Global Model Initialization Approaches

Unlike non-federated machine learning, there are multiple approaches to initialize a global model. In previous NVFLARE releases, the model is always initialized at the FL server-side and then broadcast to all the FL clients. Clients will take this initial model and start training. With the FLARE 2.3.0 release, we introduce a new model initialization approach: client-side model initialization. Users can decide to use either approach depending on their use cases and requirements.

The benefits of the server-side model initialization allows the model to only initialize once in one place (server) and then be distributed to all clients, so all clients have the same initial model. The potential issue with server-side model initialization might involve security concerns. For example, in order to initialize a CNN model, we need to train the initial CNN model to generate the model. Running user-defined python code raises alarms to certain users.

An alternative server-side model initialization without running python code is to have a predefined model file ready. This means users need to generate a model outside and then manually upload the model file to a location that is accessible to the FL Server. This approach works but requires extra manual steps outside of the training process.

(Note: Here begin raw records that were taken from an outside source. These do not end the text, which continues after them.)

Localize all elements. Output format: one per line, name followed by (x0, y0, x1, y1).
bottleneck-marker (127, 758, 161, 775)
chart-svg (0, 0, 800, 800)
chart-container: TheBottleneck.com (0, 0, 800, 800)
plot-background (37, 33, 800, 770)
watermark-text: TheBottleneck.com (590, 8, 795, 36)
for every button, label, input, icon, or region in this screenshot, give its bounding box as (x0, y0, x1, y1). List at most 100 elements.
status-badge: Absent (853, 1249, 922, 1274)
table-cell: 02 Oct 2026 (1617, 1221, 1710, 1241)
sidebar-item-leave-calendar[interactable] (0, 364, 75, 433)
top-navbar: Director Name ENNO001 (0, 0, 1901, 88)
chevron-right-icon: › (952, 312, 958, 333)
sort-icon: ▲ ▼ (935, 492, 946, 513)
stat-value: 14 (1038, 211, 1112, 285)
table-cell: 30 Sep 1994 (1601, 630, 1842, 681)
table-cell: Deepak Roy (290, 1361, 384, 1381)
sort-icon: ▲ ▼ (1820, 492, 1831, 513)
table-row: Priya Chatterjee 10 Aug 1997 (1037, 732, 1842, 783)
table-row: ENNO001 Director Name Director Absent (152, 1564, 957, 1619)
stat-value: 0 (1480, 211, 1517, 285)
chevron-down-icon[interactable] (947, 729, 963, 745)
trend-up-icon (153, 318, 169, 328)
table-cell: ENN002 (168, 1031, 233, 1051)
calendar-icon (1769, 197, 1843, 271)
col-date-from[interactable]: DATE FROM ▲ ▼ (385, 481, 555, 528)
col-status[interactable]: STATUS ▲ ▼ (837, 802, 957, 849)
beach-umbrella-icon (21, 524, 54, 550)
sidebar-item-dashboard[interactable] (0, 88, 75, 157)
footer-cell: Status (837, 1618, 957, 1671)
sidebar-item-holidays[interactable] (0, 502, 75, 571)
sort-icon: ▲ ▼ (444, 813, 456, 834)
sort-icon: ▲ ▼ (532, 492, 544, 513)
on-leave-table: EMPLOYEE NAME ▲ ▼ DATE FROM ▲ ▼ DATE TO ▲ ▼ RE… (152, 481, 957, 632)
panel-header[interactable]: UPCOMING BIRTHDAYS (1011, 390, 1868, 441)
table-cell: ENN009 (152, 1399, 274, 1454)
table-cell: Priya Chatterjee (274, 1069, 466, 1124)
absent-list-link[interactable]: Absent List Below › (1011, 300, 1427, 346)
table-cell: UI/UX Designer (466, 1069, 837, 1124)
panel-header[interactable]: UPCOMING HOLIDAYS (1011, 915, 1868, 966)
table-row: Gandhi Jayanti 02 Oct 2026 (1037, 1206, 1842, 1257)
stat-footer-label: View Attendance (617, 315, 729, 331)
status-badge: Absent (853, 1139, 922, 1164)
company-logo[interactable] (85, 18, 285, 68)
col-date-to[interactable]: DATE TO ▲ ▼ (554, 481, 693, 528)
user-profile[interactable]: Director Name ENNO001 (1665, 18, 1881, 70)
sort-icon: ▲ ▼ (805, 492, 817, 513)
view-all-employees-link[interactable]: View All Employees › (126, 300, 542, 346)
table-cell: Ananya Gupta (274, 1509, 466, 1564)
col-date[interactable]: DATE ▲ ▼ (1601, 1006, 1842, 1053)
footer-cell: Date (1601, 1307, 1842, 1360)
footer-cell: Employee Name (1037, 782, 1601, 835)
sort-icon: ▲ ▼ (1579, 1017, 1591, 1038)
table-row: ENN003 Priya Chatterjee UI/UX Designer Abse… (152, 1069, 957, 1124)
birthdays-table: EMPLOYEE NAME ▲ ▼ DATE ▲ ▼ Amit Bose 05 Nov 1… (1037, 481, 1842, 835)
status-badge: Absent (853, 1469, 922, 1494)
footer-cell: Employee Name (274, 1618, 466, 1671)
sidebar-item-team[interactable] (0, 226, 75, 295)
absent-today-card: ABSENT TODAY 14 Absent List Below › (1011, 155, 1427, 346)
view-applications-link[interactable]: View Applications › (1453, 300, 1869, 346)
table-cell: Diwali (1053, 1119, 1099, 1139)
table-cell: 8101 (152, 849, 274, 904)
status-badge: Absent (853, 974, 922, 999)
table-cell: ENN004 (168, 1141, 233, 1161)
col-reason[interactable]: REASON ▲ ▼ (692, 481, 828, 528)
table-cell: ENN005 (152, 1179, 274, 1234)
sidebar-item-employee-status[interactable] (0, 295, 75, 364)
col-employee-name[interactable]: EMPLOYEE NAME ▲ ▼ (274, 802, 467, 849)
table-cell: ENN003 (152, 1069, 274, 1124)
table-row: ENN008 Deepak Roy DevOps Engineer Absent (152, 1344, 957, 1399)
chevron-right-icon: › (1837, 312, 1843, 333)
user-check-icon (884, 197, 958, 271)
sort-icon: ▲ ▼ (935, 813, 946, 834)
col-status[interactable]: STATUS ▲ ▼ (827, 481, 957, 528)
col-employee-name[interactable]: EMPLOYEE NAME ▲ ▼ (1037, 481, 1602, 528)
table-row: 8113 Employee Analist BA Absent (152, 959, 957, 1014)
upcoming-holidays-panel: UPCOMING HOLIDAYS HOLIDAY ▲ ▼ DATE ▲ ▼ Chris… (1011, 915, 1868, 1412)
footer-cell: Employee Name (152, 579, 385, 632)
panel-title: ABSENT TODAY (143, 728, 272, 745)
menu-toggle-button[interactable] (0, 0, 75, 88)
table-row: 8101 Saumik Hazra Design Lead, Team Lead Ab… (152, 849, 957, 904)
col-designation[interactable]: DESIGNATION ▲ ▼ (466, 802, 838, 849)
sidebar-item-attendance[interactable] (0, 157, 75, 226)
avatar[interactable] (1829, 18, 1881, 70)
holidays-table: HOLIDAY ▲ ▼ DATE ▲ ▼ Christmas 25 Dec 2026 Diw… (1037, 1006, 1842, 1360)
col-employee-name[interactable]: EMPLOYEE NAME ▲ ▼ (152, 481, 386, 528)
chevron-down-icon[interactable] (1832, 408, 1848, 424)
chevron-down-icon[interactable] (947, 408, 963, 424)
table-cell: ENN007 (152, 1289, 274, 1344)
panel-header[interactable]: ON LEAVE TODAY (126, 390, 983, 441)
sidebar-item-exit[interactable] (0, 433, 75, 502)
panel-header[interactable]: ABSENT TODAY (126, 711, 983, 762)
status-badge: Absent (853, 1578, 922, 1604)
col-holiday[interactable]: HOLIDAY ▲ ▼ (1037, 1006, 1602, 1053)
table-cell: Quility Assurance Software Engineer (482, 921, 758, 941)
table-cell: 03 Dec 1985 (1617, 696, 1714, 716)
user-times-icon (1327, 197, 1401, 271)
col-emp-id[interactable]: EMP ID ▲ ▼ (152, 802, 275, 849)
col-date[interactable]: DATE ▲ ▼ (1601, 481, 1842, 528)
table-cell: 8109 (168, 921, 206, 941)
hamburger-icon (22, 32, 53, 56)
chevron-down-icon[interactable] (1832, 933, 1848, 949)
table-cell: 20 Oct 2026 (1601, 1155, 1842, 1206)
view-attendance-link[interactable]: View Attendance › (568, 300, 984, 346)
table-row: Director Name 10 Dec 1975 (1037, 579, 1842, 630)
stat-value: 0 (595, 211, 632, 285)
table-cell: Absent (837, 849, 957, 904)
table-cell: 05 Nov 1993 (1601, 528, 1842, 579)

Client-side model initialization is an alternative approach that avoids server-side custom code as well as extra setup. Unlike the server-side initialization approach, client-side initialization asks every client to send the initialized model as a pre-task in the workflow before the training starts. On the server side, once the server receives the initial models from the clients, the server can choose different strategies to leverage the models from different clients:

  • Select one model randomly from all clients’ models, then use it as the global initial model

  • Apply some aggregation function to generate the global initial model

In 2.3.0 release, a new InitializeGlobalWeights controller (nvflare.app_common.workflows.initialize_global_weights.InitializeGlobalWeights) was implemented to handle client-side model initialization. For details, see Initialize Global Weights Workflow for Client-Side Global Model Initialization.

Here we have implemented the following strategies (specified with the “weight_method” argument):
  • If weight_method = “first”, then use the weights reported from the first client;

  • If weight_method is “client”, then only use the weights reported from the specified client.

If your use case demands a different strategy, then you can implement a new controller.